Pi-hole provides ad blocking via some simple DNS trickery. When a client, for example, your phone, asks the server for some DNS address, it checks the address against a blacklist. If the address is on the blacklist, respond by saying it doesn’t exist. Blacklists are maintained by the community, and have to be updated regularly. Blacklists not only block ad servers, but also any known addresses that are used for the collection of telemetry data. My goal was run Pi-hole on my DigitalOcean server, rather than in my home network, so that I wouldn’t have to maintain a running server in my home. I also didn’t want to run an open DNS resolver (which could be misused by malicious actors in DNS reflection attacks), so I had to be able to lock down access to pi-hole over the public internet.

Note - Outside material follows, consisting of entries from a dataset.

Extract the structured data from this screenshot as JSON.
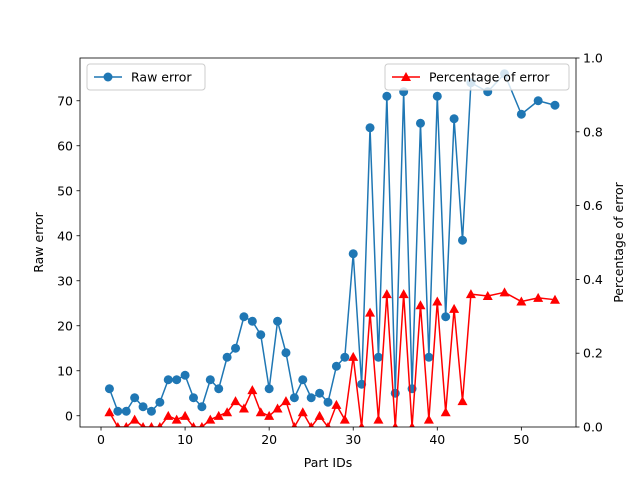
{
  "chart_data": {
    "type": "line",
    "xlabel": "Part IDs",
    "x_ticks": [
      0,
      10,
      20,
      30,
      40,
      50
    ],
    "xlim": [
      -2.5,
      56.5
    ],
    "left_axis": {
      "label": "Raw error",
      "ylim": [
        -2.5,
        79.5
      ],
      "ticks": [
        0,
        10,
        20,
        30,
        40,
        50,
        60,
        70
      ]
    },
    "right_axis": {
      "label": "Percentage of error",
      "ylim": [
        0.0,
        1.0
      ],
      "ticks": [
        "0.0",
        "0.2",
        "0.4",
        "0.6",
        "0.8",
        "1.0"
      ]
    },
    "series": [
      {
        "name": "Raw error",
        "axis": "left",
        "color": "#1f77b4",
        "marker": "circle",
        "x": [
          1,
          2,
          3,
          4,
          5,
          6,
          7,
          8,
          9,
          10,
          11,
          12,
          13,
          14,
          15,
          16,
          17,
          18,
          19,
          20,
          21,
          22,
          23,
          24,
          25,
          26,
          27,
          28,
          29,
          30,
          31,
          32,
          33,
          34,
          35,
          36,
          37,
          38,
          39,
          40,
          41,
          42,
          43,
          44,
          46,
          48,
          50,
          52,
          54
        ],
        "y": [
          6,
          1,
          1,
          4,
          2,
          1,
          3,
          8,
          8,
          9,
          4,
          2,
          8,
          6,
          13,
          15,
          22,
          21,
          18,
          6,
          21,
          14,
          4,
          8,
          4,
          5,
          3,
          11,
          13,
          36,
          7,
          64,
          13,
          71,
          5,
          72,
          6,
          65,
          13,
          71,
          22,
          66,
          39,
          74,
          72,
          76,
          67,
          70,
          69
        ]
      },
      {
        "name": "Percentage of error",
        "axis": "right",
        "color": "#ff0000",
        "marker": "triangle",
        "x": [
          1,
          2,
          3,
          4,
          5,
          6,
          7,
          8,
          9,
          10,
          11,
          12,
          13,
          14,
          15,
          16,
          17,
          18,
          19,
          20,
          21,
          22,
          23,
          24,
          25,
          26,
          27,
          28,
          29,
          30,
          31,
          32,
          33,
          34,
          35,
          36,
          37,
          38,
          39,
          40,
          41,
          42,
          43,
          44,
          46,
          48,
          50,
          52,
          54
        ],
        "y": [
          0.04,
          0.0,
          0.0,
          0.02,
          0.0,
          0.0,
          0.0,
          0.03,
          0.02,
          0.03,
          0.0,
          0.0,
          0.02,
          0.03,
          0.04,
          0.07,
          0.05,
          0.1,
          0.04,
          0.03,
          0.05,
          0.07,
          0.0,
          0.04,
          0.0,
          0.03,
          0.0,
          0.06,
          0.02,
          0.19,
          0.0,
          0.31,
          0.02,
          0.36,
          0.0,
          0.36,
          0.0,
          0.33,
          0.02,
          0.34,
          0.04,
          0.32,
          0.07,
          0.36,
          0.355,
          0.365,
          0.34,
          0.35,
          0.345
        ]
      }
    ],
    "legends": [
      {
        "label": "Raw error",
        "placement": "upper-left"
      },
      {
        "label": "Percentage of error",
        "placement": "upper-right"
      }
    ]
  }
}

Enter WireGuard. By having the encrypted tunnel to my server already set up, it was simple to configure the server to only respond to DNS on its wg0 interface. There’s also a web interface component used by pi-hole that shows query logs, client statistics, and so on so I also had to configure my pre-existing nginx server to only respond to requests to http://pi.hole if the request came from my private network. The relevant nginx configuration is below.

server {
    if ($host = worobetz.ca) {
        return 301 https://$host$request_uri;
    }

    listen 10.45.10.1:80;
    server_name pi.hole;
    root /var/www/pi.hole;
    index index.php;

    allow 10.45.0.0/16;
    deny all;

    location / {
        expires max;
        try_files $uri $uri/ =404;
    }

    location ~ \.php$ {
        include snippets/fastcgi-php.conf;
        fastcgi_pass unix:/run/php/php7.0-fpm.sock;
    }
}

Getting pi-hole running is easy - It’s a simple curl | sudo bash type installation, which (unless inspecting the script first) is bad practice but fine for my needs. There’s an ncurses installer where you specify your upsteam DNS servers (1.1.1.1, 1.0.0.1), interfaces to listen in on (wg0), and whether or not to install the web interface (yes). I did have to play around with the install a bit to make it so that it used nginx as its web server instead of the default lighttpd but that was a relatively trivial matter.

Once pi-hole was running, I was good to go! I updated my router’s DHCP service to set my clients DNS server to 10.45.10.1 and I was all set.

Overview

All the services are in place, what does it get me in terms of real-world value?

  • I have a secure, fast VPN connection from anywhere in the world back to my home network
  • While connected to my home network (whether it’s Wi-Fi, Ethernet, or VPN), all DNS requests from all devices are filtered (and blackholed, if necessary)
  • I have a cool new web dashboard accessable at http://pi.hole to see my home networks DNS stats / traffic
  • I have a secure tunnel to my cloud environment in case I ever want to set up additional services there

I hope you’ve enjoyed reading, and if you feel inspired, perhaps have an idea for a similar project of your own.